Police and Fire Officers are investigating the cause of a major blaze at a former John Lewis warehouse in the city.

Over 50 firefighters from seven stations tackled the fire on Mill Road in the early hours of Wednesday morning. It took the carefully co-ordinated efforts of the Fire Service over twelve hours to bring the flames under control.

The warehouse is being treated as a crime scene by police, until a full assessment inside the building can be made. Detective Inspector Alan Page said: “Because the building is unsafe, we cannot allow investigators to enter. If anyone saw anything suspicious or unusual shortly before the fire started in Mill Road, please contact me.”

Cambridgeshire Fire and Rescue Services said nobody had been hurt in the incident. However, residents and staff at nearby Brookfields Hospital were advised to keep doors and windows closed as the fire spread through the derelict building.

“I woke up at 2am to flashing lights,” said Andrea Walko, the CUSU Welfare & Graduates Officer, who lives in the house next to the fire, “and I saw there was a fire in the warehouse next door. I was really scared, but the firemen reassured us that they would tell us in good time if we had to leave”. Walko eventually had to leave her house, spending the night on a sofa in King’s.

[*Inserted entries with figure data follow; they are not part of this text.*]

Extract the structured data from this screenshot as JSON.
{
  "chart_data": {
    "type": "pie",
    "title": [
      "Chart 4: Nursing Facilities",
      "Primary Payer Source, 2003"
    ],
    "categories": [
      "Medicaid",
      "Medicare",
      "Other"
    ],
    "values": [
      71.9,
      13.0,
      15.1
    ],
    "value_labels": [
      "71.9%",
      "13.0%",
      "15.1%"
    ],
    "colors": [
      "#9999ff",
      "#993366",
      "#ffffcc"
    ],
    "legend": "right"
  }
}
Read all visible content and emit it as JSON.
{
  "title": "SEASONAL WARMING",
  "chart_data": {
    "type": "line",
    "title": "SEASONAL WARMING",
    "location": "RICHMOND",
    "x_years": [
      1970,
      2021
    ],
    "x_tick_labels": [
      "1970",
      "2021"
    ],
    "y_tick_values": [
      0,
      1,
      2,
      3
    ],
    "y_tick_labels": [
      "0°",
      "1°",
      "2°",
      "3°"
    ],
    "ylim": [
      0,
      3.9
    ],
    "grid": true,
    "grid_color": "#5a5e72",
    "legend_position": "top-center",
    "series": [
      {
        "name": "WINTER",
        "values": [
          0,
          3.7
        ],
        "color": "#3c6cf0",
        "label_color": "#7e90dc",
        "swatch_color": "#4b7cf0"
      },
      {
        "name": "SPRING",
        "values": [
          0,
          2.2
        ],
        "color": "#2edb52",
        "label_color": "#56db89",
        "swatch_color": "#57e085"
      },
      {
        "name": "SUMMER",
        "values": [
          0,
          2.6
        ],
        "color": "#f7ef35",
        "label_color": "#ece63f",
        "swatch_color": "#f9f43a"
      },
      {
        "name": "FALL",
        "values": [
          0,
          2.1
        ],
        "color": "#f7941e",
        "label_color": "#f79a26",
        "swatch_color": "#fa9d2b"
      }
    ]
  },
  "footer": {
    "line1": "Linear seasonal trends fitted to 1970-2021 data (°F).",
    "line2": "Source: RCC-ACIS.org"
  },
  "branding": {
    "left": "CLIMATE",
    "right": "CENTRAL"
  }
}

Another Mill Road resident, Edward Rice, was less put out by the event: “As long as no one was hurt and it was not my house that burnt down, I don’t really mind,” he said.

Fire and Rescue have said that the building has suffered extensive structural damage. Spokesperson Ronnie Booth told Cambridge Radio Q103: “The big issue now is with potential building collapse. Some of the building has already collapsed so we need to keep a very, very close eye.”

The warehouse is owned by the Muslim Academic Trust, in partnership with the Cambridge Muslim Welfare Society, who had intended to demolish to make way for a new mosque.

Speaking to the Cambridge Evening News, one witness feared the inferno has decided the future fate of the building for the Trust: “It will have to come down now. The fire has gone all the way through. If you go to the back there is a hole in the wall and I can see a steel girder is bent.”

The blaze caused considerable disruption to one of Cambridge’s busiest routes. Mill Road was closed between Perne Road and Coleridge Road for over 24 hours due to the incident.